Limitations of the manual approach
Manual tracking is useful but imperfect. AI responses change — the same question can produce a different answer tomorrow. Your own testing can be inconsistent if you change wording too much. And manual checks show outcomes but not root causes: you may see that you are absent, but not immediately understand whether the issue is your site structure, your content depth, your citations, or your backlinks. That is why manual testing is a strong starting point, not a complete system.
What automated tracking looks like
Automated tracking takes the same core idea and makes it structured and repeatable. Instead of checking a few prompts by hand, a system runs a defined question set, logs answers across platforms, compares changes over time, and connects those results to underlying signals. A stronger system does not only tell you whether you appeared. It helps explain why.
If you want a quick starting point, the Quick Score gives you a baseline in 60 seconds. If you need the full picture — visibility testing across all four platforms, competitive comparison, and a prioritized fix list — that is what Gravitas is built for.
How often should you track?
Monthly is a good rhythm for most professionals. If you are actively updating your site, publishing content, or cleaning up profiles, every two to four weeks makes sense. If you are not making changes, monthly or quarterly is enough. The key is consistency. If you only check when you are anxious, you get noise instead of trends.

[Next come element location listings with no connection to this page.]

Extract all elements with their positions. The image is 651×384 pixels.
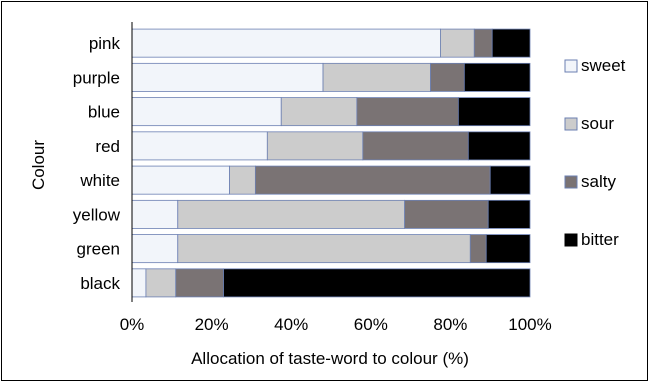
legend-label-salty: salty [581,172,616,191]
category-label-white: white [79,171,120,190]
x-tick-label: 40% [274,315,308,334]
bar-segment-pink-salty [473,28,493,58]
bar-segment-yellow-bitter [487,199,531,229]
category-label-purple: purple [73,68,120,87]
bar-segment-white-sweet [131,165,230,195]
plot-area [131,28,531,298]
bar-segment-yellow-salty [404,199,489,229]
x-tick-label: 0% [120,315,145,334]
bar-segment-purple-salty [430,62,465,92]
bar-segment-black-sweet [131,268,147,298]
bar-segment-white-salty [254,165,491,195]
x-tick-label: 20% [195,315,229,334]
bar-segment-blue-sour [280,97,358,127]
bar-segment-white-bitter [489,165,531,195]
bar-segment-pink-bitter [491,28,531,58]
category-label-green: green [77,240,120,259]
legend-swatch-sour [564,117,578,131]
category-label-pink: pink [89,34,121,53]
bar-segment-red-sweet [131,131,268,161]
bar-segment-white-sour [229,165,256,195]
bar-segment-yellow-sour [177,199,406,229]
legend-swatch-sweet [564,59,578,73]
legend-label-sour: sour [581,114,614,133]
bar-segment-purple-bitter [463,62,531,92]
category-label-black: black [80,274,120,293]
bar-segment-red-sour [266,131,364,161]
y-axis: pink purple blue red white yellow green black [73,22,133,302]
bar-segment-pink-sour [440,28,475,58]
bar-segment-blue-bitter [457,97,531,127]
bar-segment-blue-salty [356,97,459,127]
bar-segment-red-salty [362,131,469,161]
bar-segment-black-bitter [223,268,531,298]
y-axis-title: Colour [29,140,48,190]
bar-segment-black-salty [175,268,224,298]
category-label-blue: blue [88,103,120,122]
legend-label-bitter: bitter [581,230,619,249]
x-tick-label: 80% [433,315,467,334]
legend-swatch-bitter [564,233,578,247]
x-axis: 0% 20% 40% 60% 80% 100% [120,315,552,334]
bar-segment-blue-sweet [131,97,282,127]
x-tick-label: 100% [508,315,551,334]
legend-swatch-salty [564,175,578,189]
bar-segment-green-sweet [131,234,179,264]
bar-segment-green-salty [469,234,487,264]
x-axis-title: Allocation of taste-word to colour (%) [191,349,469,368]
category-label-red: red [95,137,120,156]
legend: sweet sour salty bitter [564,56,626,249]
bar-segment-pink-sweet [131,28,441,58]
bar-segment-green-bitter [485,234,531,264]
bar-segment-yellow-sweet [131,199,179,229]
category-label-yellow: yellow [73,205,121,224]
bar-segment-purple-sour [322,62,431,92]
bar-segment-black-sour [145,268,177,298]
legend-label-sweet: sweet [581,56,626,75]
bar-segment-purple-sweet [131,62,324,92]
bar-segment-green-sour [177,234,471,264]
x-tick-label: 60% [354,315,388,334]
bar-segment-red-bitter [467,131,531,161]
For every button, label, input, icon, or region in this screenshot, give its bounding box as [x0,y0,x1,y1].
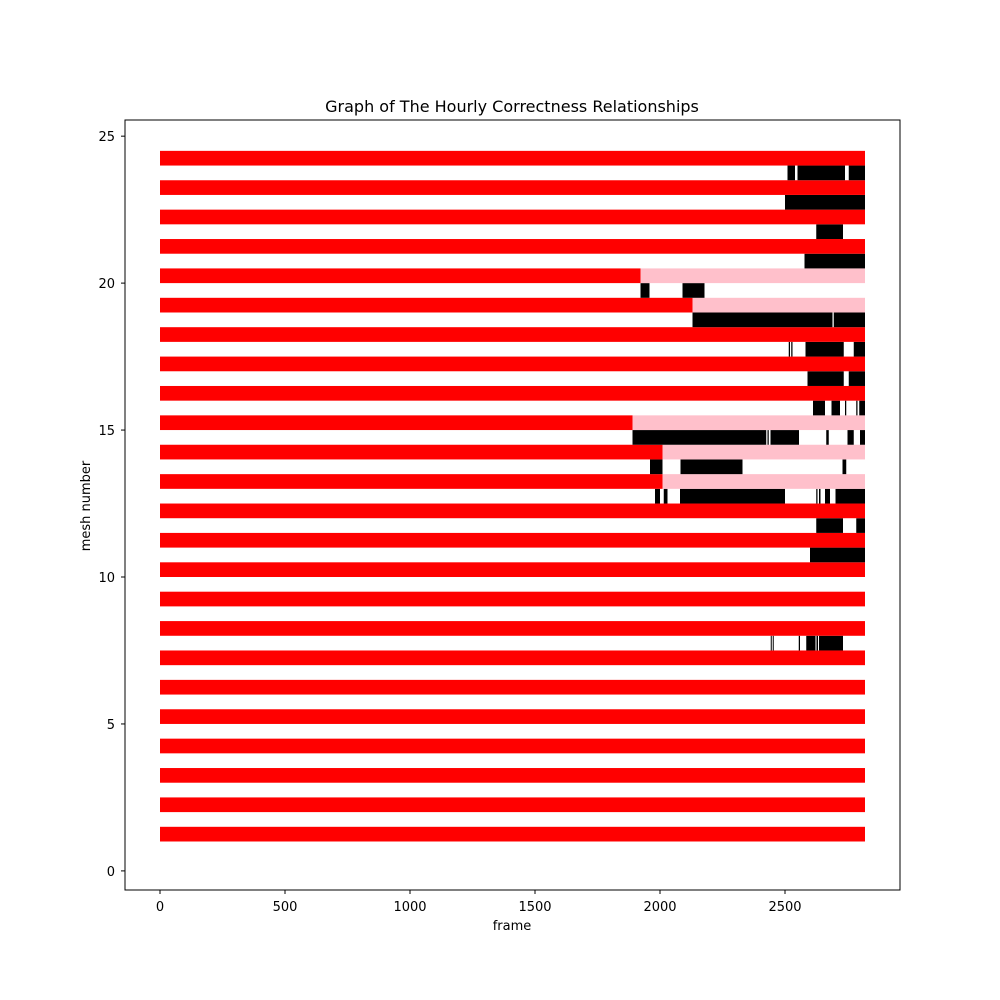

What to do if you are not showing up
Do not assume the answer is more content. Sometimes the issue is that your core service pages are vague. Sometimes your expertise is obvious to a human but not structured for a machine. Sometimes your site lacks schema markup or location detail. Sometimes your third-party profiles are weak or inconsistent. Sometimes competitors simply have more trusted signals around the same specialty. The first useful response is not guessing. It is measuring.
A simple starting plan
Pick 10 real questions a client might ask. Test them in ChatGPT, Claude, Perplexity, and Gemini. Save the answers. Note whether you appear, how accurate the description is, and which competitors show up most.
Then run a baseline check with the Quick Score to see whether your technical and structural foundations are part of the problem. That gives you enough signal to decide whether you need occasional manual checks, deeper automated tracking, or a full diagnostic.
Why this matters now
AI visibility is not theoretical. For a growing number of professionals, the first recommendation a client encounters comes from an AI system — not a referral partner, not a directory, not a search results page. If you are not tracking what those systems say, you are leaving part of your reputation unmeasured.
Tracking AI visibility is not about chasing novelty. It is about knowing whether an increasingly important discovery channel can see you and trust you enough to mention you when it counts.